Moore Ascends Political Ladder

Lindsay Wilson, Lifestyle Editor

While most seniors are stressing over their college applications, embellishing their resumes and painstakingly editing their Common App essays, Mikaela Moore must juggle that with running for a statewide position in Youth and Government. Hoping to win the secondary election for Speaker of Assembly in the upcoming month, Moore will continue campaigning for the next couple of weeks.

Two years ago, Moore wandered through the quad on Club Day, sampling the wares, looking for an opportunity that would improve her college application. Moore stopped at the Youth and Government table and decided to sign up. “I went to my first meeting, and fell in love with it. The rest is history,” she explained.

Generally, Moore spends about 2 hours at the weekly meeting, arriving half an hour early, participating for an hour, and then staying for half an hour afterwards. She also works on Youth and Government material outside meetings, writing bills for approximately 2 hours.

During campaign season, Moore spends about 16 hours on lobbying each week. Last week, she spent 7 hours on making posters, 4 working on speeches, 3 networking to set up delegation visits, and 2 on the actual visits.

Moore chose to participate in the election because of her experience at a nationwide Youth and Government congress.

“I decided that I wanted to run because I’ve been in Youth and Government for several years and was selected to go to the Congress on National Affairs. I went, and I realized that I had a lot to offer in terms of leadership because I have had experience with chairing committees, debating, and writing bills. Those things have made me really critically analyze what it takes and what it means to have a fun, efficient, and well-run session,” she said.

Moore believes that her years spent with Youth and Government have prepared her for the position. “I wouldn’t be running unless I knew that I could do a good job.”

According to Moore, Speaker of the Assembly is based on the role of Speaker of the House in California’s House of Representatives. If she wins the position, she will preside over 400 delegates in the Youth and Government Assembly program. Speaker of the Assembly is the third most powerful position in the organization; Speaker of Assembly is of the same stature as Lieutenant Governor.

In the race, Moore will compete with other delegates from throughout the state.

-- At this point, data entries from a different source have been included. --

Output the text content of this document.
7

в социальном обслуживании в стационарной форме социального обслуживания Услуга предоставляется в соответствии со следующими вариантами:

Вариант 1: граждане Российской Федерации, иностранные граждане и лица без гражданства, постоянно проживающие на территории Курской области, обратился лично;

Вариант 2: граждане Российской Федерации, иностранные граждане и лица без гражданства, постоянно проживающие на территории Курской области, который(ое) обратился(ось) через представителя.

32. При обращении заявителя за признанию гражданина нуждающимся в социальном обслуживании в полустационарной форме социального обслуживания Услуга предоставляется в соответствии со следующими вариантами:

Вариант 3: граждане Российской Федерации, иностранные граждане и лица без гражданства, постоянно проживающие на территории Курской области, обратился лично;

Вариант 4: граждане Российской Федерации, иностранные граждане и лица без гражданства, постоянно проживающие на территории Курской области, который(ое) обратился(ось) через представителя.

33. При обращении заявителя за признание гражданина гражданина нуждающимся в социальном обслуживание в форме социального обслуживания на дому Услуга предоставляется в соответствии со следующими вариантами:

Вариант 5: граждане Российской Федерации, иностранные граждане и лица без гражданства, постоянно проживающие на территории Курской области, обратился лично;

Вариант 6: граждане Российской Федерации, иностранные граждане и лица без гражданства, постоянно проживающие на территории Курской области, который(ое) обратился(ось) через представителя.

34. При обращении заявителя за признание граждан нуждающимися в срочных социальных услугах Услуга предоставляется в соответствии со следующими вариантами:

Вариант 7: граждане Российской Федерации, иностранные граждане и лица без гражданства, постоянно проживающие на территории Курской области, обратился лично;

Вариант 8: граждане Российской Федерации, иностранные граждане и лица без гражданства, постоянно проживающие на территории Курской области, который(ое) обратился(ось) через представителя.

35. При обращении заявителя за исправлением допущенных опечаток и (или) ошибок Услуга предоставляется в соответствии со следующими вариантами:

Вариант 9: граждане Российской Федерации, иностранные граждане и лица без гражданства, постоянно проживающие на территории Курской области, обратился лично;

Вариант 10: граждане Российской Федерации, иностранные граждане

As part of her campaigning, Moore goes on visits to other delegations, makes videos, and attends cluster meetings. While at meetings, she gives a speech and participates in a question and answer session. Moore has visited delegations in Danville, Albany, Silicon Valley, Culver Palms, and El Dorado, and sent a video to one in Culver Palms. Last weekend, she gave a speech at the Camp Roberts Conference in Paso Robles. “I spoke in front of 3,000 people and was one of the 2 finalists that won the primary for the Speaker of the Assembly race,” Moore said.

Moore feels that she stands a good chance in winning the election: “I did well with small delegations which is good.”

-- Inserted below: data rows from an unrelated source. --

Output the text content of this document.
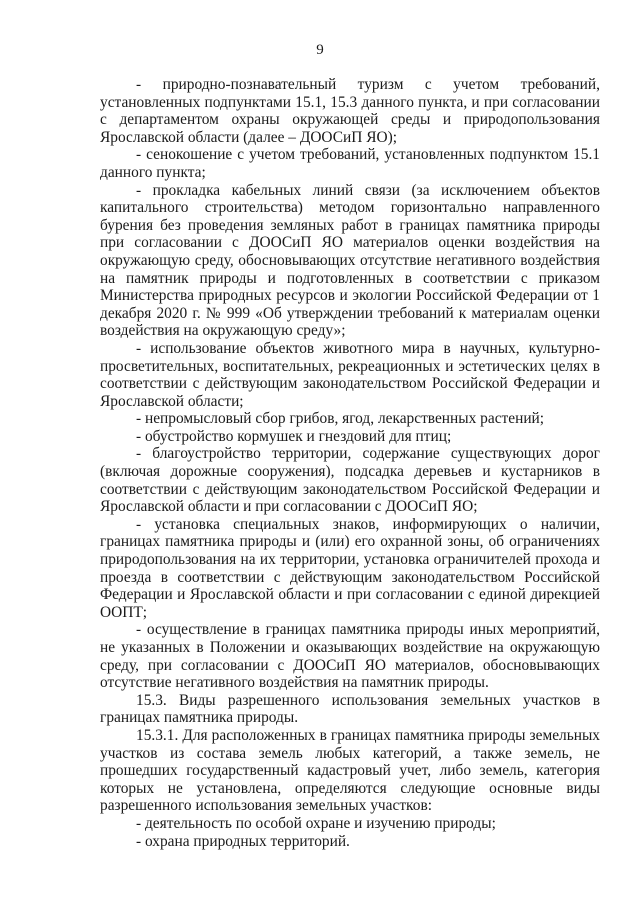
9

- природно-познавательный туризм с учетом требований, установленных подпунктами 15.1, 15.3 данного пункта, и при согласовании с департаментом охраны окружающей среды и природопользования Ярославской области (далее – ДООСиП ЯО);

- сенокошение с учетом требований, установленных подпунктом 15.1 данного пункта;

- прокладка кабельных линий связи (за исключением объектов капитального строительства) методом горизонтально направленного бурения без проведения земляных работ в границах памятника природы при согласовании с ДООСиП ЯО материалов оценки воздействия на окружающую среду, обосновывающих отсутствие негативного воздействия на памятник природы и подготовленных в соответствии с приказом Министерства природных ресурсов и экологии Российской Федерации от 1 декабря 2020 г. № 999 «Об утверждении требований к материалам оценки воздействия на окружающую среду»;

- использование объектов животного мира в научных, культурно-просветительных, воспитательных, рекреационных и эстетических целях в соответствии с действующим законодательством Российской Федерации и Ярославской области;

- непромысловый сбор грибов, ягод, лекарственных растений;

- обустройство кормушек и гнездовий для птиц;

- благоустройство территории, содержание существующих дорог (включая дорожные сооружения), подсадка деревьев и кустарников в соответствии с действующим законодательством Российской Федерации и Ярославской области и при согласовании с ДООСиП ЯО;

- установка специальных знаков, информирующих о наличии, границах памятника природы и (или) его охранной зоны, об ограничениях природопользования на их территории, установка ограничителей прохода и проезда в соответствии с действующим законодательством Российской Федерации и Ярославской области и при согласовании с единой дирекцией ООПТ;

- осуществление в границах памятника природы иных мероприятий, не указанных в Положении и оказывающих воздействие на окружающую среду, при согласовании с ДООСиП ЯО материалов, обосновывающих отсутствие негативного воздействия на памятник природы.

15.3. Виды разрешенного использования земельных участков в границах памятника природы.

15.3.1. Для расположенных в границах памятника природы земельных участков из состава земель любых категорий, а также земель, не прошедших государственный кадастровый учет, либо земель, категория которых не установлена, определяются следующие основные виды разрешенного использования земельных участков:

- деятельность по особой охране и изучению природы;

- охрана природных территорий.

Moore enjoys Youth and Government for many reasons, including the atmosphere. “The atmosphere when you get to the conference you’re going to is really special,” she said.

She also appreciates the feeling of camaraderie between delegates. Last weekend at Camp Roberts, she was struck by the sense of conviviality amongst candidates competing against one another for the Speaker of Assembly position. Most would expect a tense atmosphere, but, according to Moore, this was not the case. “When we were waiting to give our speeches backstage, we were all really nervous about speaking in front of thousands of people, but there wasn’t any animosity. There is a feeling of community amongst supposed enemies, which I really liked,” she said.

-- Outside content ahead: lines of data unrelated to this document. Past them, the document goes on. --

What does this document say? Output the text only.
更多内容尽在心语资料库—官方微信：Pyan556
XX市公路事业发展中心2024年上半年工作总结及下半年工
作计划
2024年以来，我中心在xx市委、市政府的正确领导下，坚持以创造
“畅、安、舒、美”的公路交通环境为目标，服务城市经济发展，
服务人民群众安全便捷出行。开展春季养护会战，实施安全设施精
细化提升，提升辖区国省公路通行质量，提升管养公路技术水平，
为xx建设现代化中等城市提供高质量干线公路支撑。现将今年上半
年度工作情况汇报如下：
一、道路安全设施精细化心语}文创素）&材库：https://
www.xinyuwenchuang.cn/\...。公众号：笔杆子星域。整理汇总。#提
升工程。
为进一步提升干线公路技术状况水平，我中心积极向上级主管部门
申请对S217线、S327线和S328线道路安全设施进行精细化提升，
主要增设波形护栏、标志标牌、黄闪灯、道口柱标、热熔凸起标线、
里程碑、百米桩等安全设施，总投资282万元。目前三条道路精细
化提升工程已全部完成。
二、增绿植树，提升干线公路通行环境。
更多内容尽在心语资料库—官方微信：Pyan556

Although Moore enjoys participating in politics, she does not plan on majoring in political science, government, or law in college, although she is considering entering the field of politics. “I think I want to go into medicine and then go into politics,” she explained.  She believes that Youth and Government has really opened her eyes to politics and is considering a national government position in the future. “I think that Youth and Government has broadened my horizon. One day, I might want to run for a Senate seat,” Moore said.